At the sprightly age of nine, I entered what could only be descried as a redneck’s worst nightmare. The walls, creepily decorated with the heads of large woodland creatures, sang show tunes as I approached my table. After opening my menu, a trophy moose head maniacally stared down at me and in a loud burly voice shouted the dinner specials and the lyrics to “Mack the Knife.”
To be blunt, I was terrified. However, the worst was yet to come.
The surrounding dining area echoed with the laughter of innocent families, each enjoying their ample over-cooked steaks. They were clueless to the trauma they were about to endure. Joining my own family on this festive occasion were some of my closest childhood friends. As the waitress asked us for our dessert order, I contemplated what flavor ice cream I would choose. Chocolate? Vanilla? Doom?
When my sundae finally arrived at the table, my destiny was sealed. Barely tasting the ice cream, I repeatedly shoved spoonfuls into my mouth. The whipped cream was buoyant and the chocolate syrup was evenly distributed throughout the serving glass. With a smile, I took my final bite and sat back into my confined booth, not realizing that the single chunk sliding down the back of my throat wasn’t a chocolate chip. It was a walnut – the most dangerous food item that could ever enter my fragile pre-teen body.
In a daze, my stomach started to rumble louder than the singing animals surrounding me. It was out for vengeance and my deathly allergy to walnuts would not allow me to just get up and walk away. My entire dinner was coming out and there was nothing anyone could do. I stared down into the small glass that once held my thick delicious ice cream, and that’s when it happened.
Tears burst out from my face as a wave of vomit filled the glass evenly to the brim. I stared at my friend as the fear in his eyes reached a level of panic. With little warning, vomit projected into his direction. It was too late for him. The rest of my family jumped out of their seats and struggled to take refuge in the isles between the surrounding booths. The waitress ran to my table holding dozens of thick reusable lap napkins, hoping to somehow stop the flow of terror. Grabbing each one, I effortlessly began to destroy them. As fear permeated the room, dozens of guests began to flood the door.
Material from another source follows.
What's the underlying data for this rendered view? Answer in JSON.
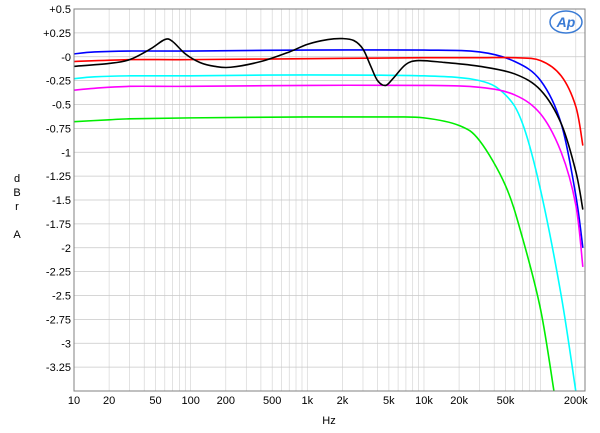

Choking on a never-ending stream of puke, I aimed my head upwards to avoid dousing the waitress anymore than I already had. My aim now shifted its way toward the moose head, which continued singing merrily, almost providing a soundtrack to the disaster. As the moose gargled on my bile, distant screams of guests could be heard in the distance. Inside my head, I begged for it to end. Like an act of God, after 10 straight minutes of projectile misfortune, I had finally triumphed. The worst was over.
Still sitting in my seat, I turned to view the restaurant. Only a handful of others remained, and not one of them spoke a word. Even the talking moose had halted its speech – probably because my vomit had somehow short-circuited its system. After being told to leave, my mother grabbed my hand and we left the establishment. With everything I had been through, Bugaboo said the dinner was on them.